GBP/USD has extended rebound toward 1.3200 early Thursday. Bank of England is widely expected to hike its policy rate by…

By financial2020myday , in Forex , at March 17, 2022

GBP/USD has extended rebound toward 1.3200 early Thursday.
Bank of England is widely expected to hike its policy rate by 25 basis points.
A dovish hike could cause the British pound to weaken against its rivals.
GBP/USD has capitalized on the broad-based selling pressure surrounding the greenback and continued to push higher toward 1.3200 after posting gains in the previous two days. The pair faces strong resistance at 1.3200 and needs the Bank of England (BOE) to deliver a hawkish surprise to clear that hurdle.

On Wednesday, the US Federal Reserve raised its policy rate by 25 basis points (bps). The Summary of Economic Projections pointed to six more rate hikes in 2022 and helped the greenback outperform its rivals. With FOMC Chairman Jerome Powell sounding confident on their ability to tame inflation while keeping the strong growth intact, risk flows took control of markets in the late American session and caused the dollar to lose interest.
The US Dollar Index stays on the back foot early Thursday and allows GBP/USD to stay afloat in positive territory.

Later in the session, the BOE is expected to hike its policy rate to 0.75% from 0.5%. This decision by itself, however, might not be enough for pound bulls to dominate the pair’s action.

After the BOE raised its policy rate by 25 bps in February, Governor Andrew Bailey argued that higher interest rates will raise unemployment and slow growth. In case the BOE’s policy statement suggests that the bank will take a cautious stance with regards to rate hikes moving forward, the pound could come under renewed bearish pressure. If the BOE holds the policy rate unchanged at 0.5%, that would be a nightmare scenario for the GBP and trigger a sharp decline in GBP/USD.

On the other hand, a surprise 50 bps hike in March should open the door for a decisive rally in GBP/USD. The bank could also adopt a hawkish tone by opening the door for one more rate hike in the upcoming meeting even if it goes for a 25 bps hike this time around. The worsening inflation outlook amid the Russia-Ukraine conflict could force the BOE to consider tightening the policy at a faster pace than previously expected.
The technical picture suggests that the pair remains bullish in the near term with the Relative Strength Index (RSI) indicator on the four-hour chart staying near 60. Additionally, GBP/USD trades above the 20-period and the 50-period SMAs on the same chart.

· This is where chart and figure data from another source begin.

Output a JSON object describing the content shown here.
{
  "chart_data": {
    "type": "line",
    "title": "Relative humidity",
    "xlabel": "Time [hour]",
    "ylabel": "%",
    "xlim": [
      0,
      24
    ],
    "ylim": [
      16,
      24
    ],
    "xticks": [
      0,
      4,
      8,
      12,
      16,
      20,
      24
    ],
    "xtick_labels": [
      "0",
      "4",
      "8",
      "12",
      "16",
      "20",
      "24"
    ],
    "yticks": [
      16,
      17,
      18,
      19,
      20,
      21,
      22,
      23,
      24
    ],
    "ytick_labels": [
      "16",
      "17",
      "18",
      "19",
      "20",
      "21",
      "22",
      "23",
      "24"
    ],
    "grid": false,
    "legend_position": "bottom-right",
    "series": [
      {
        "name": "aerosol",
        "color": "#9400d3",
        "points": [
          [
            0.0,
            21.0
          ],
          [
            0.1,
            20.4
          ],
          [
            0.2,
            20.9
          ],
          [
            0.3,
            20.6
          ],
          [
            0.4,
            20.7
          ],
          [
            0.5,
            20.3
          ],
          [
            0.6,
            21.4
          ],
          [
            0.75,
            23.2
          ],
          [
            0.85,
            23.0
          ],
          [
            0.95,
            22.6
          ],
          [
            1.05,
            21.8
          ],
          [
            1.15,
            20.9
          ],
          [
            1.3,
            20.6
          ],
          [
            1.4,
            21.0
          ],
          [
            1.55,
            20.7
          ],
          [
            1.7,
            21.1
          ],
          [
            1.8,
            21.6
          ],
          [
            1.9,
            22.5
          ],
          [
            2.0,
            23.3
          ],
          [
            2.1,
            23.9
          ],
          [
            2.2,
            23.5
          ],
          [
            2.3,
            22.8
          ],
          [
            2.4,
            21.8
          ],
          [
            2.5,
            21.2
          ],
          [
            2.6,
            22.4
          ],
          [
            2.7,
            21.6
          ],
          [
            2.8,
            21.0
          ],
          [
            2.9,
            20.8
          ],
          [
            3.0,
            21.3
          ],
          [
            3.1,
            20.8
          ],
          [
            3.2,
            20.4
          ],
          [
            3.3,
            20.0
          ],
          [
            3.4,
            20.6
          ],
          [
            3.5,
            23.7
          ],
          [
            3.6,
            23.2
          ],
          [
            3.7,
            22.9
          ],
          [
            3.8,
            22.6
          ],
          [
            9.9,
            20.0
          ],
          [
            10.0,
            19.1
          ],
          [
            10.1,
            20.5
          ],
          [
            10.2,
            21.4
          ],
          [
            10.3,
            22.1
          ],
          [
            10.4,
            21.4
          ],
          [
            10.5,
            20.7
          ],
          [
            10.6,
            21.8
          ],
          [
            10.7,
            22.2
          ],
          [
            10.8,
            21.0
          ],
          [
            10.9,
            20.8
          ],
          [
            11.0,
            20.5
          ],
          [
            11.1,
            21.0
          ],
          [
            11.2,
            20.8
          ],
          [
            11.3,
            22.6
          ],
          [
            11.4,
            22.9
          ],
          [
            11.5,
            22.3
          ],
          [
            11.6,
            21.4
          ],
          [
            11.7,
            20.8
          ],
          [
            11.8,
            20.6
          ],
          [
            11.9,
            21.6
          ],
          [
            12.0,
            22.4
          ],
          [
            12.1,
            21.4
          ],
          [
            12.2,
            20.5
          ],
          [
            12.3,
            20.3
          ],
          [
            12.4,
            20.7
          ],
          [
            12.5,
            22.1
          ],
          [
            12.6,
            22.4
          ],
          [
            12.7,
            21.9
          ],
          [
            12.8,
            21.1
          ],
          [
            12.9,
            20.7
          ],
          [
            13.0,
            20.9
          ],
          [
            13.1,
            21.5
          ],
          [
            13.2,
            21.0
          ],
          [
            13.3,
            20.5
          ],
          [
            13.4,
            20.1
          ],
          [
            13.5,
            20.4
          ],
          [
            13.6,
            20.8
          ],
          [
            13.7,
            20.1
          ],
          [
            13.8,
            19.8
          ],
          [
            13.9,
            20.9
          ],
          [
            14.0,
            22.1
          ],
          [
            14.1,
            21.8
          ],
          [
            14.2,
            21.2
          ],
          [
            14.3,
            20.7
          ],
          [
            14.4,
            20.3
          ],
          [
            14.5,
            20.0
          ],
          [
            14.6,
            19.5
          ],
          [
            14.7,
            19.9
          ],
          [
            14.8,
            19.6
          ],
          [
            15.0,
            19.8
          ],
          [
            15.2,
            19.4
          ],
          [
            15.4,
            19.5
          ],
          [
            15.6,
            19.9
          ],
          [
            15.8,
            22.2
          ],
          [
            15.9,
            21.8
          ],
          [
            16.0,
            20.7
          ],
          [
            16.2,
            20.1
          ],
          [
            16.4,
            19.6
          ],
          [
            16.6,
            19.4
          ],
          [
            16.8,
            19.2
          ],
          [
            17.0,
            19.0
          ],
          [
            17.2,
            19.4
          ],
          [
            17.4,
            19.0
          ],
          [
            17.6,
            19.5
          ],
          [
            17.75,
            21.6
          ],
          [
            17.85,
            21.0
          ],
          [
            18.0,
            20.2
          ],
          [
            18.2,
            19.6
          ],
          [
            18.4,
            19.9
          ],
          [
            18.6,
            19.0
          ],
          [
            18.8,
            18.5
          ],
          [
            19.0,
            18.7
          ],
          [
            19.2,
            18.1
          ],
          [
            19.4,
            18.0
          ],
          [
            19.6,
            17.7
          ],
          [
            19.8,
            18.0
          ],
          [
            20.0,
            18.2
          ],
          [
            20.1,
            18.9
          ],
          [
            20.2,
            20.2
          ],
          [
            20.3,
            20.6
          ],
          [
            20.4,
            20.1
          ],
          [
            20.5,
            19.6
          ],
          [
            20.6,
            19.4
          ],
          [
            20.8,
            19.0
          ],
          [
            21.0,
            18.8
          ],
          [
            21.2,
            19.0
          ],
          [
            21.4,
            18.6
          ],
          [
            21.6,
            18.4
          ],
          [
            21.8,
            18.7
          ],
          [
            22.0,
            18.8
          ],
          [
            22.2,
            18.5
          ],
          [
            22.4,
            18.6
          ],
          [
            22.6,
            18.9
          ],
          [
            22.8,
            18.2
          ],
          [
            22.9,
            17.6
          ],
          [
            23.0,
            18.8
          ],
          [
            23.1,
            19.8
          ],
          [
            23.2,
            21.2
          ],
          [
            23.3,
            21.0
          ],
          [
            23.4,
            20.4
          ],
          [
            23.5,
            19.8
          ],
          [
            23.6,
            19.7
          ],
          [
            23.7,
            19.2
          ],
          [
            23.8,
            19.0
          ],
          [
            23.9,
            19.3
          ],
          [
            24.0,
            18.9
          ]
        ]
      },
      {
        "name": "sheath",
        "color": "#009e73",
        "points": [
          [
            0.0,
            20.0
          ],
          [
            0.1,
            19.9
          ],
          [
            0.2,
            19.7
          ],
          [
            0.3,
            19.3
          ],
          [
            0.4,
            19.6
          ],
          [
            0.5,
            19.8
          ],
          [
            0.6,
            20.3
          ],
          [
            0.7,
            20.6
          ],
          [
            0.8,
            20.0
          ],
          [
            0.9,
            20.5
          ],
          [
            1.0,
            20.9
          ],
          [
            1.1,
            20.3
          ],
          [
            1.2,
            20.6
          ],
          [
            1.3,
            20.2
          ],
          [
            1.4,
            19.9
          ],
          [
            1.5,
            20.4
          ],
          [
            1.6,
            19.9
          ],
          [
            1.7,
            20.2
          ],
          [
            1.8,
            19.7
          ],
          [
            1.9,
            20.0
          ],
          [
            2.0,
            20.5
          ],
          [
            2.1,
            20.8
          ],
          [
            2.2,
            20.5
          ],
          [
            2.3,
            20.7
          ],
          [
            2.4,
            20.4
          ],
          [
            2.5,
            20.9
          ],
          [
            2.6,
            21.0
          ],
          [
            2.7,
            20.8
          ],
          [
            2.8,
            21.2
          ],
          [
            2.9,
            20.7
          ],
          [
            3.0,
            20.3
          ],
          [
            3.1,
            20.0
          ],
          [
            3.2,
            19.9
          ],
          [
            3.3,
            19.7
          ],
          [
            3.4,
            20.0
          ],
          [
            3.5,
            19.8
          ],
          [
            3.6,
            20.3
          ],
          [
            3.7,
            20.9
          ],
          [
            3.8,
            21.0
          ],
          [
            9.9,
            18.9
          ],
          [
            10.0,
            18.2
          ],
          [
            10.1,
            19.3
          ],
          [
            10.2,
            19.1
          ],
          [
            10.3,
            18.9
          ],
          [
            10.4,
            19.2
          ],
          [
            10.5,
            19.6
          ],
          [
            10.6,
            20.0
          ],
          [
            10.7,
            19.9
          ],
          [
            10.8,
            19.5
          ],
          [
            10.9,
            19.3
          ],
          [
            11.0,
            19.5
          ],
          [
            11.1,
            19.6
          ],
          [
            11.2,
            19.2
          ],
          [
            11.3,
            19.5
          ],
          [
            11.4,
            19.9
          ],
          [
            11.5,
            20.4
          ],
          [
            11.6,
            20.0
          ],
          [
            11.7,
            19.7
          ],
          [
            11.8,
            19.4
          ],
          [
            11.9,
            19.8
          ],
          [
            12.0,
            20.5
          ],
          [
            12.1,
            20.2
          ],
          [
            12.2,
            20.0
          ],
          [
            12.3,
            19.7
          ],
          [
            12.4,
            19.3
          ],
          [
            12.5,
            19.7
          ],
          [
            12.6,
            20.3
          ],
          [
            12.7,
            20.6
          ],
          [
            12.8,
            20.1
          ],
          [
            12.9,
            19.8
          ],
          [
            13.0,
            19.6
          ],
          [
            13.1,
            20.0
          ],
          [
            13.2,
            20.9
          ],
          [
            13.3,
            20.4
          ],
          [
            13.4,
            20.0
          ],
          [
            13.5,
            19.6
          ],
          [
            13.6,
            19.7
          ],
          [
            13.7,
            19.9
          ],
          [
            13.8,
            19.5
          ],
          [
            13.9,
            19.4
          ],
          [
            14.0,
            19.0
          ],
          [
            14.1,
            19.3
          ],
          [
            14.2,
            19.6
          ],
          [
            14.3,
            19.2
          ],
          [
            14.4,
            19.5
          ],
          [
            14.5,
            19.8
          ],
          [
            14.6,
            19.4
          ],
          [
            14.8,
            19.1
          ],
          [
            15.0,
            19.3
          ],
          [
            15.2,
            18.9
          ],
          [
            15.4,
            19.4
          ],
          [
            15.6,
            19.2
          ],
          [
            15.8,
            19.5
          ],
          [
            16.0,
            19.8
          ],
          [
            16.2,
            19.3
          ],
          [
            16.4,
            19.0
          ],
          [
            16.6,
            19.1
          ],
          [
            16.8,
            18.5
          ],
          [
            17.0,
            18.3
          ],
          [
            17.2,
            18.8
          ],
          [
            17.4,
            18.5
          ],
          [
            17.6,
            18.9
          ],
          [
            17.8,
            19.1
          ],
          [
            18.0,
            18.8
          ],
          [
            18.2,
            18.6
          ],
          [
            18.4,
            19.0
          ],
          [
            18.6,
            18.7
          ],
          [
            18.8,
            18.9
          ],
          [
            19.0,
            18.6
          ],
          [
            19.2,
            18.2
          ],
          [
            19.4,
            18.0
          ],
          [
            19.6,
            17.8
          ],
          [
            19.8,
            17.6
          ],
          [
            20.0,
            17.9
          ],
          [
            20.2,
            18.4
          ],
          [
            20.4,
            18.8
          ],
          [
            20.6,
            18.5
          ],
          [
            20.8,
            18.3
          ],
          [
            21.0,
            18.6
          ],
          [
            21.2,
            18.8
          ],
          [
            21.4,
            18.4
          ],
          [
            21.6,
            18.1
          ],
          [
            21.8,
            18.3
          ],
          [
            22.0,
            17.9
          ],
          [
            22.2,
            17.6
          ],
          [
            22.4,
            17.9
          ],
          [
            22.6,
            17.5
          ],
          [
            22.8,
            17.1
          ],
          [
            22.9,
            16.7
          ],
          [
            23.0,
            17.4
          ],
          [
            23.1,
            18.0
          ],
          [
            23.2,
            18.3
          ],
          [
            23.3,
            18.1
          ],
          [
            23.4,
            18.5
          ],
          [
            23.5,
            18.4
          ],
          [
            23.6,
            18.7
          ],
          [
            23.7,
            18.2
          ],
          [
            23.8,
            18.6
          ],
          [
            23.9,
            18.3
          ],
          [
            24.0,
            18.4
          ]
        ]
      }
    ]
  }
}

On the upside, 1.3200 (psychological level, Fibonacci 50% retracement of the latest downtrend) aligns as the first technical resistance. In case a four-hour candle closes above that level on a hawkish BOE hike, the next bullish target is located at 1.3250 (100-period SMA, Fibonacci 61.8% retracement) before 1.3300 (former support).

Supports could be seen at 1.3150 (Fibonacci 38.2% retracement), 1.3100 (psychological level, Fibonacci 23.6% retracement, 50-period SMA) and 1.3075 (20-period SMA).